Objectives. Plasma high sensitive C‐reactive protein (hsCRP) concentration is an important clinical test of systemic inflammation and, like apoE ε4 allele, an important risk factor of coronary artery disease (CAD). We investigated whether the diagnostic performance of plasma hsCRP in detecting severe 3‐vessel CAD may be modified by apoE ε4 carrier status. Methods. The study population (Angiography and Genes Study) comprised 485 Finnish subjects (336 men and 149 women, mean age 64.0±1.0) undergoing coronary angiography. ApoE genotypes were determined by the PCR‐based method and by hsCRP using an automatic analyser. Results. The diagnostic performance of hsCRP concentration in distinguishing 3‐vessel CAD from its less widespread forms (non‐3‐vessel CAD) was assessed by receiver operating characteristic curve (ROC) analysis separately in apoE ε4 non‐carriers and ε4 carriers. ROC analysis showed that hsCRP predicted 3‐vessel CAD in apoE ε4 non‐carriers (AUC 0.646; SE 0.035; p = 0.0001; 95 % CI 0.578–0.714) but not in ε4 carriers (AUC 0.518; SE 0.049; p = 0.719; 95 % CI 0.422–0.615).
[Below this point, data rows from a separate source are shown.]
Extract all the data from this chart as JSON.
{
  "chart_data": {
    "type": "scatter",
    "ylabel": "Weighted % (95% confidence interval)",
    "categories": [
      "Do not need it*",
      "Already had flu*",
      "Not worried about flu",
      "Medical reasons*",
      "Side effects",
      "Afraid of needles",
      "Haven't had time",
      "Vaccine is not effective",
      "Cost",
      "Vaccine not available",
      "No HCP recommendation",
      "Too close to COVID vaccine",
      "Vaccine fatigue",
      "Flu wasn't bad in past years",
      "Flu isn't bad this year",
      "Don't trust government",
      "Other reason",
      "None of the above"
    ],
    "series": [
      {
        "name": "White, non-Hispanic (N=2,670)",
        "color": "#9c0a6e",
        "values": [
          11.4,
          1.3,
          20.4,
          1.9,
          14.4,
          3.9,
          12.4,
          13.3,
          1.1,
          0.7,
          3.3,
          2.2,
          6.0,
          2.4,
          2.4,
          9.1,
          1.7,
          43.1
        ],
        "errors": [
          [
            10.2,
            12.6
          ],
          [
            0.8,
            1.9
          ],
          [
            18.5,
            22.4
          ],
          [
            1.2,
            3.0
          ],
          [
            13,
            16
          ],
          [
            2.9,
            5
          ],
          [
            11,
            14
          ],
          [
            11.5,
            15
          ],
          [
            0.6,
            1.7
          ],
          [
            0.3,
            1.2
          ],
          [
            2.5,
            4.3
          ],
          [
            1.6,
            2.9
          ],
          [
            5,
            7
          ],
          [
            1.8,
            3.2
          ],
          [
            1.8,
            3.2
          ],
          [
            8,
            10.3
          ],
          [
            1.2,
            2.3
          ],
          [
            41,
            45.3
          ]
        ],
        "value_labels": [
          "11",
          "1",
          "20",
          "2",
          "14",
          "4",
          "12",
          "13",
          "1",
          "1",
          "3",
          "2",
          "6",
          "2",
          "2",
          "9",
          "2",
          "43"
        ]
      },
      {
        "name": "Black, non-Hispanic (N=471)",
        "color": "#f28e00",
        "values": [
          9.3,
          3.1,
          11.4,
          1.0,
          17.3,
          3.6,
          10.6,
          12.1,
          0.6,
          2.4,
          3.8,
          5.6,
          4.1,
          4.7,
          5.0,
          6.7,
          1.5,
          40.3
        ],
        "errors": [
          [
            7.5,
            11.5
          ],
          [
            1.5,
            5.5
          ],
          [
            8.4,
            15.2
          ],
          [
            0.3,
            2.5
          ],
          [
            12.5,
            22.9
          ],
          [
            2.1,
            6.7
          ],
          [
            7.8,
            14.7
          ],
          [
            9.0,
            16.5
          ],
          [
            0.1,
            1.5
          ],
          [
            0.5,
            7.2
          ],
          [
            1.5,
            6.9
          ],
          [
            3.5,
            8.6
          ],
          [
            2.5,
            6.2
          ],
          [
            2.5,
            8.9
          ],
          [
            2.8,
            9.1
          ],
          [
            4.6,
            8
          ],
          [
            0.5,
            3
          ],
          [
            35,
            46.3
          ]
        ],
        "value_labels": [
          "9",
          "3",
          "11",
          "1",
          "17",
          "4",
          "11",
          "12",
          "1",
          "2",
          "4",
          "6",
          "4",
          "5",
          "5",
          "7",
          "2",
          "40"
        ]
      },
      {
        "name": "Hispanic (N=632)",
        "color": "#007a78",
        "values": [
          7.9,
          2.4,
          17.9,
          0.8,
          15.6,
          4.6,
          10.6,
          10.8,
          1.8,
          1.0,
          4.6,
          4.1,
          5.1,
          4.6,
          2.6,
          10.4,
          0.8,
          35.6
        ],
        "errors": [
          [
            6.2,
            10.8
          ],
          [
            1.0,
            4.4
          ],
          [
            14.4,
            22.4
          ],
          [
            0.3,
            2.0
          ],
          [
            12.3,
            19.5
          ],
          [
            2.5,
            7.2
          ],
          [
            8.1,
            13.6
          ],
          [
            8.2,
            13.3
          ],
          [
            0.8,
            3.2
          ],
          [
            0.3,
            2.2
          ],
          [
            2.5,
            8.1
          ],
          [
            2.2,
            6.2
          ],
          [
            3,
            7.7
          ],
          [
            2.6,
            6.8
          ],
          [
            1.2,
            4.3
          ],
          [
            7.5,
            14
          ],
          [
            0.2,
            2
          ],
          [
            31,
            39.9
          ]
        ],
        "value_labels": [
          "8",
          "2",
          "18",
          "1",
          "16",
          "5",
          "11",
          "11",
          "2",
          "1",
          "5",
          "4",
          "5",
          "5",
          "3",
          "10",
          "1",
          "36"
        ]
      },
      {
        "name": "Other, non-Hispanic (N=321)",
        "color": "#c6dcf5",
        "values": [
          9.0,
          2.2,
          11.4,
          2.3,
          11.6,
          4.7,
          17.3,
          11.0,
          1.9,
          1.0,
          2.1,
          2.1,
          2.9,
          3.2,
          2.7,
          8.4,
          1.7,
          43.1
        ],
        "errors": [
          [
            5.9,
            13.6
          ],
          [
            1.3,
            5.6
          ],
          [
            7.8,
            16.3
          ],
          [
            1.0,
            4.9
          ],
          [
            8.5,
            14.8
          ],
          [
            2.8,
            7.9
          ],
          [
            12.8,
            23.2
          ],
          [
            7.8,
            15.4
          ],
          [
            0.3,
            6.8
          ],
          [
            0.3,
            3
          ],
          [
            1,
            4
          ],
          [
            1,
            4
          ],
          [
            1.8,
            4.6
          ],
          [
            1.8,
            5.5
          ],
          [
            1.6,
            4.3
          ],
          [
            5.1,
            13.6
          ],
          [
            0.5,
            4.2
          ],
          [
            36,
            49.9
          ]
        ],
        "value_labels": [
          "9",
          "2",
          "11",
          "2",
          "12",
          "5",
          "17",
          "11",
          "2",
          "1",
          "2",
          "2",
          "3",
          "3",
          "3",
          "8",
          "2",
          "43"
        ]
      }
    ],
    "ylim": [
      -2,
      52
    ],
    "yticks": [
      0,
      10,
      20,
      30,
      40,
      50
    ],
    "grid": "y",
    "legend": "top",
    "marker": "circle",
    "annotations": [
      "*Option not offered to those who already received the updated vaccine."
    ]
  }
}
Multinomial logistic regression analysis revealed a significant (p<0.05) apoE ε4 group versus hsCRP group (<1.0 mg/L/⩾1.0 mg/L) interaction in relation to incidence of 3‐vessel CAD. In apoE ε4 non‐carriers, high hsCRP (⩾1.0 mg/L) was significantly (OR 2.1; 95 % CI 1.233–3.562; p = 0.006) associated with high incidence of 3‐vessel CAD after adjustment for major CAD risk factors. Conclusion. The diagnostic performance of hsCRP in distinguishing 3‐vessel CAD from less extensive forms of coronary atherosclerosis is more accurate in a group of subjects without the apoE ε4 allele than in patients with it.